Гросс был у нее не единожды. Пару раз в компании с другими соседями в связи с обсуждением дел их квартирного товарищества и еще несколько раз один. В последнем случае пару недель назад.

– Она настойчиво приглашала меня, хотя я действительно старался не давать ей повода для этого, – поведал Гросс. – Как я уже говорил, она назойлива.

И где в квартире он бывал? В прихожей, гостиной, на кухне, в самых обычных местах, куда попадаешь, когда приходишь к кому-нибудь на чашку кофе. Возможно, пользовался ее туалетом.

– Тем, куда попадаешь прямо из спальни? – спросил Саломонсон.

– Я понимаю, куда вы клоните, – сказал Гросс. – И во избежание каких-либо недоразумений могу уверить вас, что моей ноги никогда не было в ее спальне. Возможно, я пользовался другим ее туалетом, тем, что в коридоре, а поскольку наши квартиры похожи как две капли воды, у меня не возникало трудностей найти его. А в остальном, если вы где-нибудь нашли мои отпечатки пальцев, те самые, которыми обзавелись преступным путем, будьте уверены, для этого есть вполне естественное объяснение.

«А он не дурак», – отметил Рогерссон.

Пальчиков Гросса в квартире, где произошло убийство, обнаружить не удалось, и даже если бы с ними повезло, при мысли о том, что он сейчас сказал, польза от такой находки была бы мизерной. Поэтому пришлось поменять тему, и речь пошла о дочери его соседки, жертве убийства.

– Я едва знаком с ней, – сказал Гросс. – Выглядела такой же эгоцентричной, избалованной и невоспитанной, как и все другие молодые дамочки ее возраста.

– Эгоцентричная, избалованная, невоспитанная.
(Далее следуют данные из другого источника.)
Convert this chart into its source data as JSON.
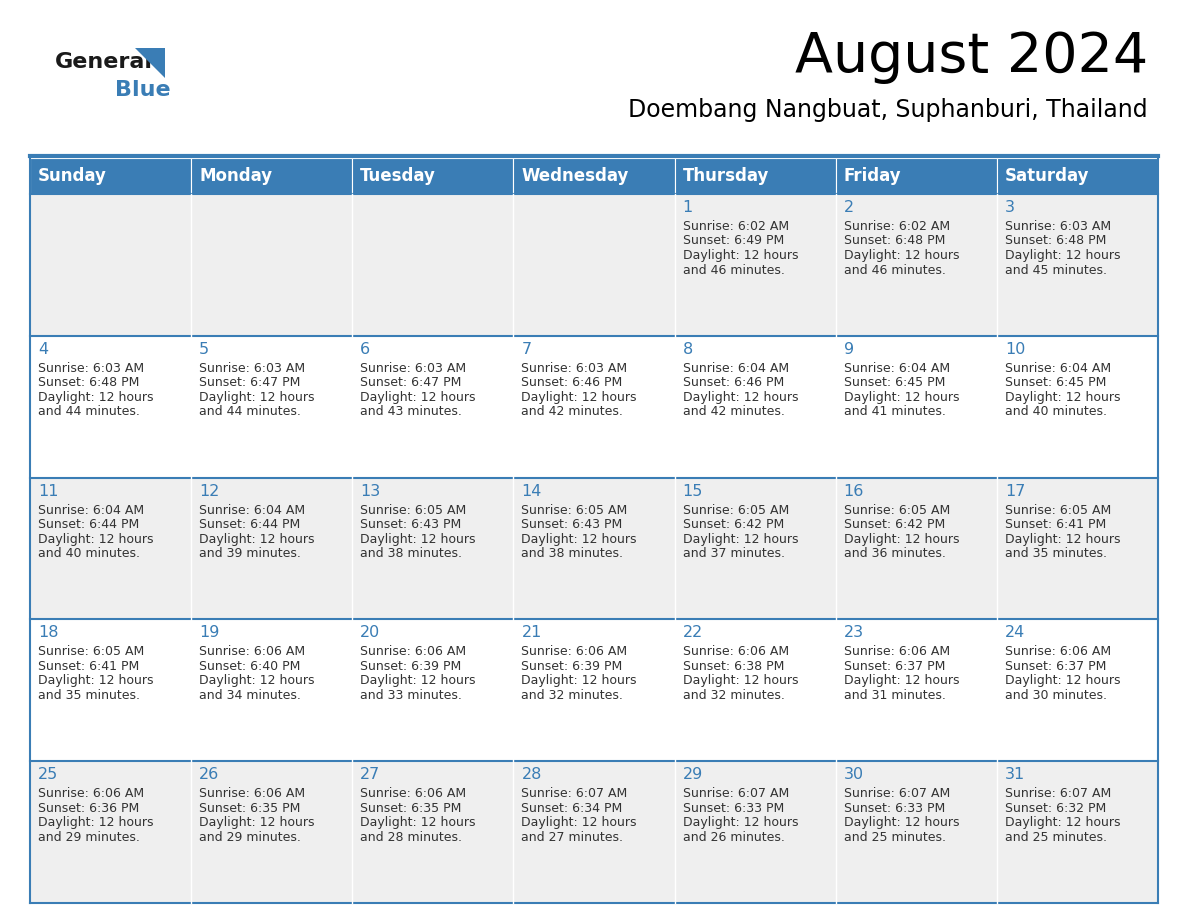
{
  "title": "August 2024",
  "subtitle": "Doembang Nangbuat, Suphanburi, Thailand",
  "days_of_week": [
    "Sunday",
    "Monday",
    "Tuesday",
    "Wednesday",
    "Thursday",
    "Friday",
    "Saturday"
  ],
  "header_bg": "#3a7db5",
  "header_text": "#ffffff",
  "row_bg_odd": "#efefef",
  "row_bg_even": "#ffffff",
  "day_number_color": "#3a7db5",
  "cell_text_color": "#333333",
  "border_color": "#3a7db5",
  "logo_general_color": "#1a1a1a",
  "logo_blue_color": "#3a7db5",
  "logo_triangle_color": "#3a7db5",
  "calendar_data": [
    [
      null,
      null,
      null,
      null,
      {
        "day": 1,
        "sunrise": "6:02 AM",
        "sunset": "6:49 PM",
        "daylight": "12 hours and 46 minutes"
      },
      {
        "day": 2,
        "sunrise": "6:02 AM",
        "sunset": "6:48 PM",
        "daylight": "12 hours and 46 minutes"
      },
      {
        "day": 3,
        "sunrise": "6:03 AM",
        "sunset": "6:48 PM",
        "daylight": "12 hours and 45 minutes"
      }
    ],
    [
      {
        "day": 4,
        "sunrise": "6:03 AM",
        "sunset": "6:48 PM",
        "daylight": "12 hours and 44 minutes"
      },
      {
        "day": 5,
        "sunrise": "6:03 AM",
        "sunset": "6:47 PM",
        "daylight": "12 hours and 44 minutes"
      },
      {
        "day": 6,
        "sunrise": "6:03 AM",
        "sunset": "6:47 PM",
        "daylight": "12 hours and 43 minutes"
      },
      {
        "day": 7,
        "sunrise": "6:03 AM",
        "sunset": "6:46 PM",
        "daylight": "12 hours and 42 minutes"
      },
      {
        "day": 8,
        "sunrise": "6:04 AM",
        "sunset": "6:46 PM",
        "daylight": "12 hours and 42 minutes"
      },
      {
        "day": 9,
        "sunrise": "6:04 AM",
        "sunset": "6:45 PM",
        "daylight": "12 hours and 41 minutes"
      },
      {
        "day": 10,
        "sunrise": "6:04 AM",
        "sunset": "6:45 PM",
        "daylight": "12 hours and 40 minutes"
      }
    ],
    [
      {
        "day": 11,
        "sunrise": "6:04 AM",
        "sunset": "6:44 PM",
        "daylight": "12 hours and 40 minutes"
      },
      {
        "day": 12,
        "sunrise": "6:04 AM",
        "sunset": "6:44 PM",
        "daylight": "12 hours and 39 minutes"
      },
      {
        "day": 13,
        "sunrise": "6:05 AM",
        "sunset": "6:43 PM",
        "daylight": "12 hours and 38 minutes"
      },
      {
        "day": 14,
        "sunrise": "6:05 AM",
        "sunset": "6:43 PM",
        "daylight": "12 hours and 38 minutes"
      },
      {
        "day": 15,
        "sunrise": "6:05 AM",
        "sunset": "6:42 PM",
        "daylight": "12 hours and 37 minutes"
      },
      {
        "day": 16,
        "sunrise": "6:05 AM",
        "sunset": "6:42 PM",
        "daylight": "12 hours and 36 minutes"
      },
      {
        "day": 17,
        "sunrise": "6:05 AM",
        "sunset": "6:41 PM",
        "daylight": "12 hours and 35 minutes"
      }
    ],
    [
      {
        "day": 18,
        "sunrise": "6:05 AM",
        "sunset": "6:41 PM",
        "daylight": "12 hours and 35 minutes"
      },
      {
        "day": 19,
        "sunrise": "6:06 AM",
        "sunset": "6:40 PM",
        "daylight": "12 hours and 34 minutes"
      },
      {
        "day": 20,
        "sunrise": "6:06 AM",
        "sunset": "6:39 PM",
        "daylight": "12 hours and 33 minutes"
      },
      {
        "day": 21,
        "sunrise": "6:06 AM",
        "sunset": "6:39 PM",
        "daylight": "12 hours and 32 minutes"
      },
      {
        "day": 22,
        "sunrise": "6:06 AM",
        "sunset": "6:38 PM",
        "daylight": "12 hours and 32 minutes"
      },
      {
        "day": 23,
        "sunrise": "6:06 AM",
        "sunset": "6:37 PM",
        "daylight": "12 hours and 31 minutes"
      },
      {
        "day": 24,
        "sunrise": "6:06 AM",
        "sunset": "6:37 PM",
        "daylight": "12 hours and 30 minutes"
      }
    ],
    [
      {
        "day": 25,
        "sunrise": "6:06 AM",
        "sunset": "6:36 PM",
        "daylight": "12 hours and 29 minutes"
      },
      {
        "day": 26,
        "sunrise": "6:06 AM",
        "sunset": "6:35 PM",
        "daylight": "12 hours and 29 minutes"
      },
      {
        "day": 27,
        "sunrise": "6:06 AM",
        "sunset": "6:35 PM",
        "daylight": "12 hours and 28 minutes"
      },
      {
        "day": 28,
        "sunrise": "6:07 AM",
        "sunset": "6:34 PM",
        "daylight": "12 hours and 27 minutes"
      },
      {
        "day": 29,
        "sunrise": "6:07 AM",
        "sunset": "6:33 PM",
        "daylight": "12 hours and 26 minutes"
      },
      {
        "day": 30,
        "sunrise": "6:07 AM",
        "sunset": "6:33 PM",
        "daylight": "12 hours and 25 minutes"
      },
      {
        "day": 31,
        "sunrise": "6:07 AM",
        "sunset": "6:32 PM",
        "daylight": "12 hours and 25 minutes"
      }
    ]
  ]
}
Что ты имеешь в виду? – спросил Саломонсон.

Едва здоровалась с ним в немногочисленных случаях, когда они сталкивались. Избегала встречаться взглядом и прикидывалась крайне незаинтересованной в тот единственный раз, когда они, насколько он помнил, разговаривали. И тогда все также происходило в присутствии ее матери.
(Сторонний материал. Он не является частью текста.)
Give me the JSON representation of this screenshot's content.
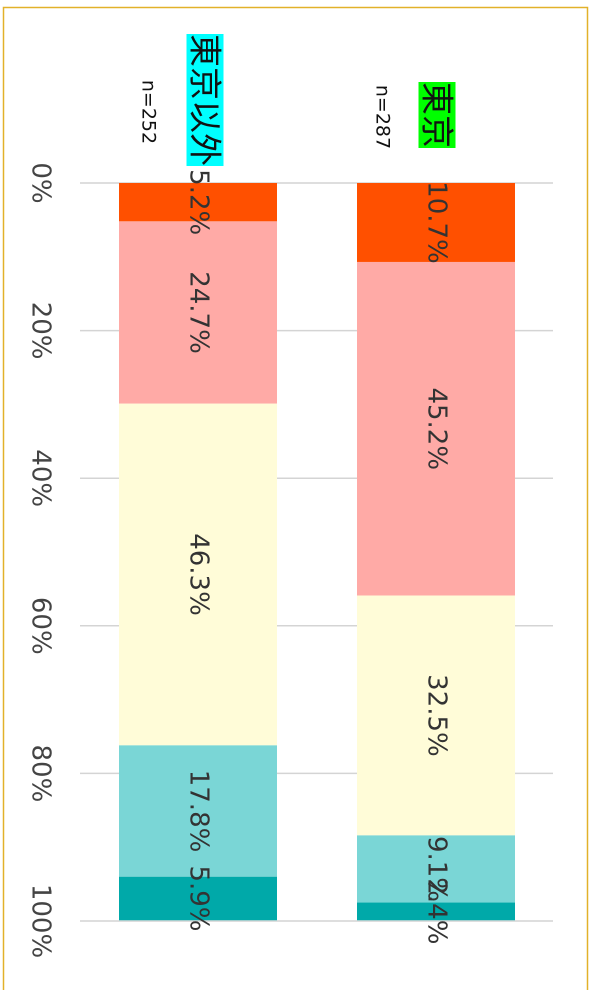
{
  "chart_data": {
    "type": "bar",
    "orientation": "horizontal",
    "stacked": true,
    "categories": [
      "東京以外",
      "東京"
    ],
    "category_colors": [
      "#00ffff",
      "#00ff00"
    ],
    "sample_sizes": [
      "n=252",
      "n=287"
    ],
    "series": [
      {
        "color": "#ff5000",
        "values": [
          5.2,
          10.7
        ],
        "value_labels": [
          "5.2%",
          "10.7%"
        ]
      },
      {
        "color": "#ffaaa6",
        "values": [
          24.7,
          45.2
        ],
        "value_labels": [
          "24.7%",
          "45.2%"
        ]
      },
      {
        "color": "#fffcd8",
        "values": [
          46.3,
          32.5
        ],
        "value_labels": [
          "46.3%",
          "32.5%"
        ]
      },
      {
        "color": "#7ad6d6",
        "values": [
          17.8,
          9.1
        ],
        "value_labels": [
          "17.8%",
          "9.1%"
        ]
      },
      {
        "color": "#00a9a9",
        "values": [
          5.9,
          2.4
        ],
        "value_labels": [
          "5.9%",
          "2.4%"
        ]
      }
    ],
    "xlim": [
      0,
      100
    ],
    "xticks": [
      {
        "value": 0,
        "label": "0%"
      },
      {
        "value": 20,
        "label": "20%"
      },
      {
        "value": 40,
        "label": "40%"
      },
      {
        "value": 60,
        "label": "60%"
      },
      {
        "value": 80,
        "label": "80%"
      },
      {
        "value": 100,
        "label": "100%"
      }
    ],
    "grid": true
  }
}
Лишь около двух они прервались на обед. Время выбрал Гросс и, пожалуй, главным образом с целью досадить им. И в то время как Саломонсон организовывал питание для него, Рогерссон посетил туалет и облегчил мочевой пузырь. Выйдя оттуда, он сразу же столкнулся с Бекстрёмом.

– Как дела с нашим польским похабником? – спросил тот.
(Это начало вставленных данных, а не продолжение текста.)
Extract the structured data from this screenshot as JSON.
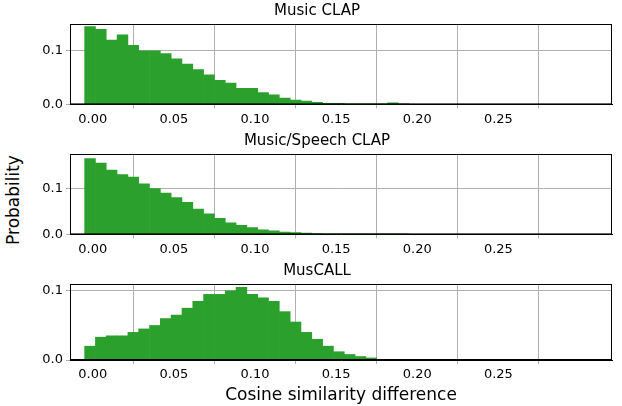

– Пришлось стравить давление, – объяснил Рогерссон. – Бегаю сейчас постоянно. Я завязал с ролью руководителя допроса. Единственно, когда мне не надо отлучаться в сортир, – это если я сижу и пью пиво в огромных количествах. Тогда у меня и мысли такой не возникает. Странное дело, конечно.

– Да, – ухмыльнулся Бекстрём. – Сам я посещаю туалет, когда просыпаюсь и перед сном. Фактически два раза в день и вне зависимости от необходимости.

– Что касается ответа на твой вопрос, там все, как и ожидалось, – сказал Рогерссон, но собеседник, как ему показалось, пропустил его слова мимо ушей.

– Вы взяли у него пробу ДНК? – спросил Бекстрём.

– Мы не успели еще с этим, – ответил Рогерссон и вздохнул. – Главным образом сидели и слушали, как плохо мы обошлись с ним, и, если тебе интересно, я уже сейчас могу сказать, чем все закончится.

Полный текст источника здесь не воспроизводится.